Limitations and When Not to Use Sparsity
2:4 structured sparsity is not universally beneficial:
When sparsity + quantization works well:
- Large models (>= 7B parameters) where accuracy is more robust
- Compute-bound workloads (large batch prefill)
- Memory-constrained deployments (fit on fewer GPUs)
- FFN-heavy architectures (MLP layers tolerate sparsity better)
When to avoid it:
- Small models (< 3B) where 50% weight pruning causes significant degradation
- Tasks requiring high factual precision (knowledge-intensive QA)
- When INT4/INT8 weight-only quantization already meets your throughput target
- Hardware without sparse tensor core support (pre-Ampere, AMD, Intel)
- Workloads dominated by attention (sparsity helps linear layers, not attention)
When Sparsity Hurts: Small Model Results
| Model | Dense FP16 PPL | 2:4 Sparse INT8 PPL | Delta | Verdict |
|---|---|---|---|---|
| Llama-2-70B | 3.32 | 3.61 | +0.29 | Acceptable |
| Llama-2-13B | 4.88 | 5.42 | +0.54 | Marginal |
| Llama-2-7B | 5.47 | 6.12 | +0.65 | Use with care |
| Llama-2-3B | 7.05 | 8.94 | +1.89 | Too much degradation |
| Llama-2-1B | 11.2 | 17.8 | +6.6 | Not viable |
Summary
The combination of 2:4 structured sparsity and INT8 quantization provides a compound compression and throughput benefit: roughly 4x memory reduction and 2-3x throughput improvement over dense FP16 on Ampere and Hopper GPUs.
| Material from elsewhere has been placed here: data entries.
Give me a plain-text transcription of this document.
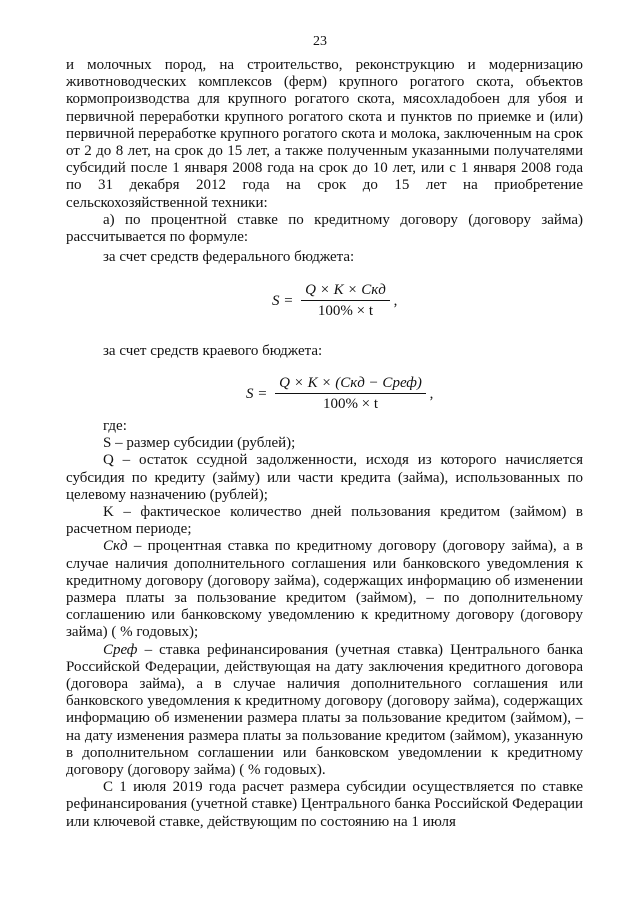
23

и молочных пород, на строительство, реконструкцию и модернизацию животноводческих комплексов (ферм) крупного рогатого скота, объектов кормопроизводства для крупного рогатого скота, мясохладобоен для убоя и первичной переработки крупного рогатого скота и пунктов по приемке и (или) первичной переработке крупного рогатого скота и молока, заключенным на срок от 2 до 8 лет, на срок до 15 лет, а также полученным указанными получателями субсидий после 1 января 2008 года на срок до 10 лет, или с 1 января 2008 года по 31 декабря 2012 года на срок до 15 лет на приобретение сельскохозяйственной техники:

а) по процентной ставке по кредитному договору (договору займа) рассчитывается по формуле:

за счет средств федерального бюджета:
$S = \frac{\text{Q × K × Cкд}}{100\% \times t}$ ,
за счет средств краевого бюджета:
$S = \frac{\text{Q × K × (Cкд − Cреф)}}{100\% \times t}$ ,

где:

S – размер субсидии (рублей);

Q – остаток ссудной задолженности, исходя из которого начисляется субсидия по кредиту (займу) или части кредита (займа), использованных по целевому назначению (рублей);

K – фактическое количество дней пользования кредитом (займом) в расчетном периоде;

Cкд – процентная ставка по кредитному договору (договору займа), а в случае наличия дополнительного соглашения или банковского уведомления к кредитному договору (договору займа), содержащих информацию об изменении размера платы за пользование кредитом (займом), – по дополнительному соглашению или банковскому уведомлению к кредитному договору (договору займа) ( % годовых);

Cреф – ставка рефинансирования (учетная ставка) Центрального банка Российской Федерации, действующая на дату заключения кредитного договора (договора займа), а в случае наличия дополнительного соглашения или банковского уведомления к кредитному договору (договору займа), содержащих информацию об изменении размера платы за пользование кредитом (займом), – на дату изменения размера платы за пользование кредитом (займом), указанную в дополнительном соглашении или банковском уведомлении к кредитному договору (договору займа) ( % годовых).

С 1 июля 2019 года расчет размера субсидии осуществляется по ставке рефинансирования (учетной ставке) Центрального банка Российской Федерации или ключевой ставке, действующим по состоянию на 1 июля
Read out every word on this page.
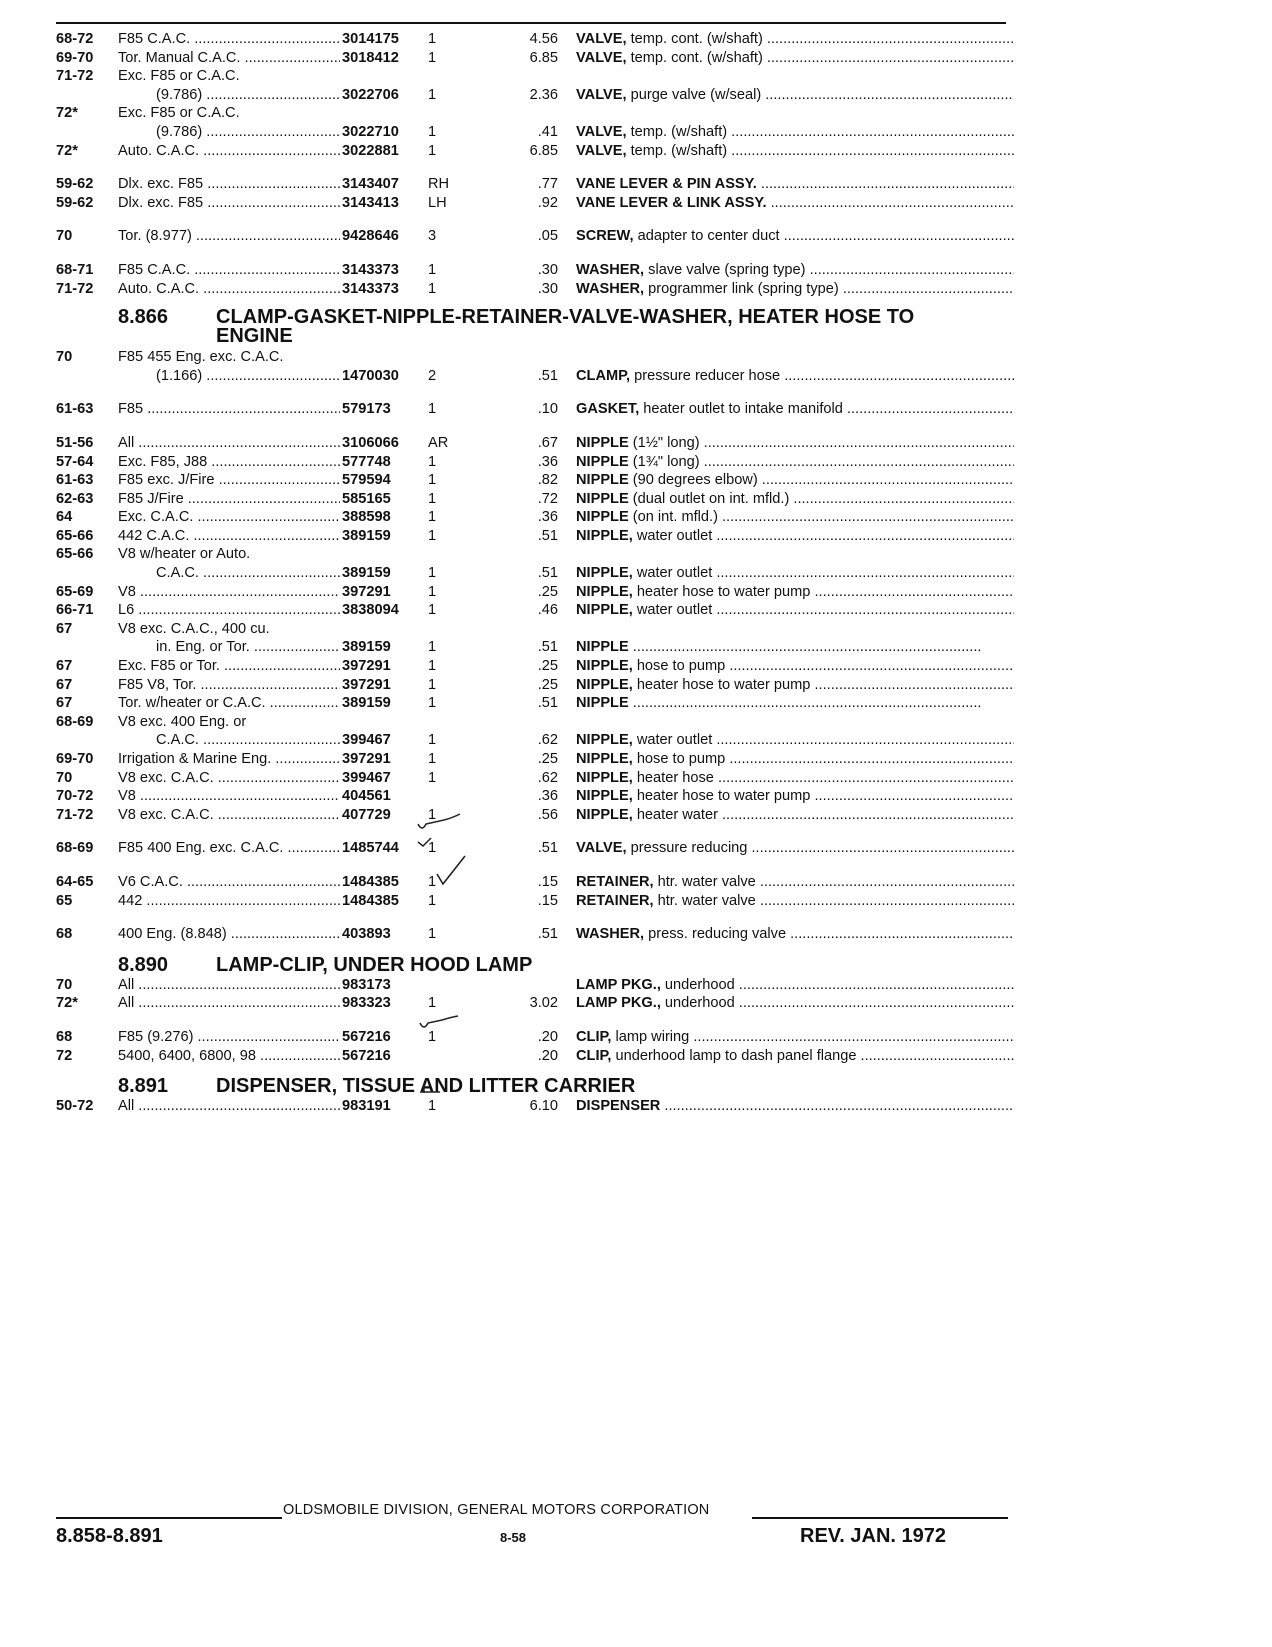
68-72	F85 C.A.C. .....	3014175	1	4.56 VALVE, temp. cont. (w/shaft) .....
69-70	Tor. Manual C.A.C. .....	3018412	1	6.85 VALVE, temp. cont. (w/shaft) .....
71-72	Exc. F85 or C.A.C.
(9.786) .....	3022706	1	2.36 VALVE, purge valve (w/seal) .....
72*	Exc. F85 or C.A.C.
(9.786) .....	3022710	1	.41 VALVE, temp. (w/shaft) .....
72*	Auto. C.A.C. .....	3022881	1	6.85 VALVE, temp. (w/shaft) .....
59-62	Dlx. exc. F85 .....	3143407	RH	.77 VANE LEVER & PIN ASSY. .....
59-62	Dlx. exc. F85 .....	3143413	LH	.92 VANE LEVER & LINK ASSY. .....
70	Tor. (8.977) .....	9428646	3	.05 SCREW, adapter to center duct .....
68-71	F85 C.A.C. .....	3143373	1	.30 WASHER, slave valve (spring type) .....
71-72	Auto. C.A.C. .....	3143373	1	.30 WASHER, programmer link (spring type) .....
8.866 CLAMP-GASKET-NIPPLE-RETAINER-VALVE-WASHER, HEATER HOSE TO ENGINE
70	F85 455 Eng. exc. C.A.C.
(1.166) .....	1470030	2	.51 CLAMP, pressure reducer hose .....
61-63	F85 .....	579173	1	.10 GASKET, heater outlet to intake manifold .....
51-56	All .....	3106066	AR	.67 NIPPLE (1½" long) .....
57-64	Exc. F85, J88 .....	577748	1	.36 NIPPLE (1¾" long) .....
61-63	F85 exc. J/Fire .....	579594	1	.82 NIPPLE (90 degrees elbow) .....
62-63	F85 J/Fire .....	585165	1	.72 NIPPLE (dual outlet on int. mfld.) .....
64	Exc. C.A.C. .....	388598	1	.36 NIPPLE (on int. mfld.) .....
65-66	442 C.A.C. .....	389159	1	.51 NIPPLE, water outlet .....
65-66	V8 w/heater or Auto.
C.A.C. .....	389159	1	.51 NIPPLE, water outlet .....
65-69	V8 .....	397291	1	.25 NIPPLE, heater hose to water pump .....
66-71	L6 .....	3838094	1	.46 NIPPLE, water outlet .....
67	V8 exc. C.A.C., 400 cu.
in. Eng. or Tor. .....	389159	1	.51 NIPPLE .....
67	Exc. F85 or Tor. .....	397291	1	.25 NIPPLE, hose to pump .....
67	F85 V8, Tor. .....	397291	1	.25 NIPPLE, heater hose to water pump .....
67	Tor. w/heater or C.A.C. .....	389159	1	.51 NIPPLE .....
68-69	V8 exc. 400 Eng. or
C.A.C. .....	399467	1	.62 NIPPLE, water outlet .....
69-70	Irrigation & Marine Eng. .....	397291	1	.25 NIPPLE, hose to pump .....
70	V8 exc. C.A.C. .....	399467	1	.62 NIPPLE, heater hose .....
70-72	V8 .....	404561	.36 NIPPLE, heater hose to water pump .....
71-72	V8 exc. C.A.C. .....	407729	1	.56 NIPPLE, heater water .....
68-69	F85 400 Eng. exc. C.A.C. .....	1485744	1	.51 VALVE, pressure reducing .....
64-65	V6 C.A.C. .....	1484385	1	.15 RETAINER, htr. water valve .....
65	442 .....	1484385	1	.15 RETAINER, htr. water valve .....
68	400 Eng. (8.848) .....	403893	1	.51 WASHER, press. reducing valve .....
8.890 LAMP-CLIP, UNDER HOOD LAMP
70	All .....	983173	LAMP PKG., underhood .....
72*	All .....	983323	1	3.02 LAMP PKG., underhood .....
68	F85 (9.276) .....	567216	1	.20 CLIP, lamp wiring .....
72	5400, 6400, 6800, 98 .....	567216	.20 CLIP, underhood lamp to dash panel flange .....
8.891 DISPENSER, TISSUE AND LITTER CARRIER
50-72	All .....	983191	1	6.10 DISPENSER .....
OLDSMOBILE DIVISION, GENERAL MOTORS CORPORATION
8.858-8.891	8-58	REV. JAN. 1972
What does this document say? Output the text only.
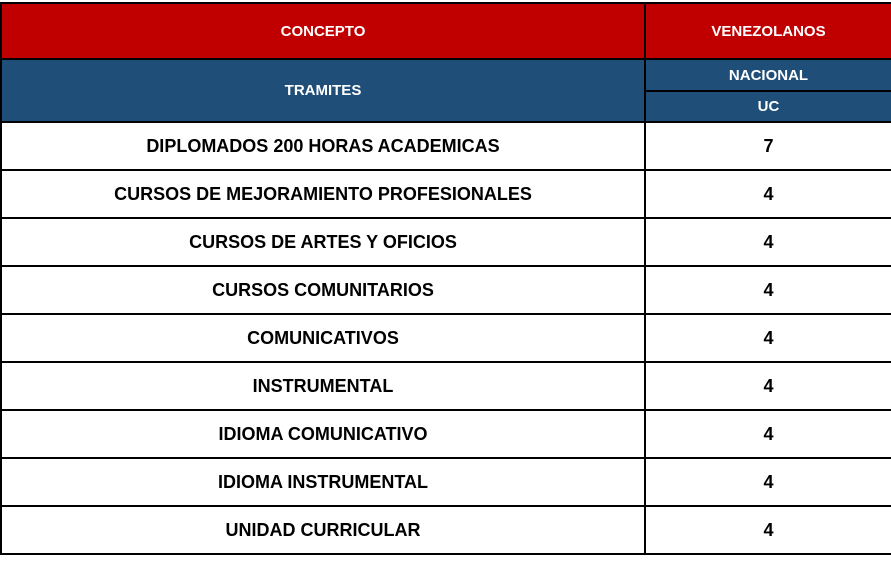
CONCEPTO	VENEZOLANOS
TRAMITES	NACIONAL
	UC
DIPLOMADOS 200 HORAS ACADEMICAS	7
CURSOS DE MEJORAMIENTO PROFESIONALES	4
CURSOS DE ARTES Y OFICIOS	4
CURSOS COMUNITARIOS	4
COMUNICATIVOS	4
INSTRUMENTAL	4
IDIOMA COMUNICATIVO	4
IDIOMA INSTRUMENTAL	4
UNIDAD CURRICULAR	4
The key decisions are: (1) which pruning algorithm to use (SparseGPT for best quality, Wanda for speed), (2) whether to do joint or sequential pruning+quantization (joint is better), and (3) which layers to make sparse (skip the most sensitive ones). For models at 7B parameters and above, this combination is one of the most effective deployment optimization strategies available on NVIDIA hardware.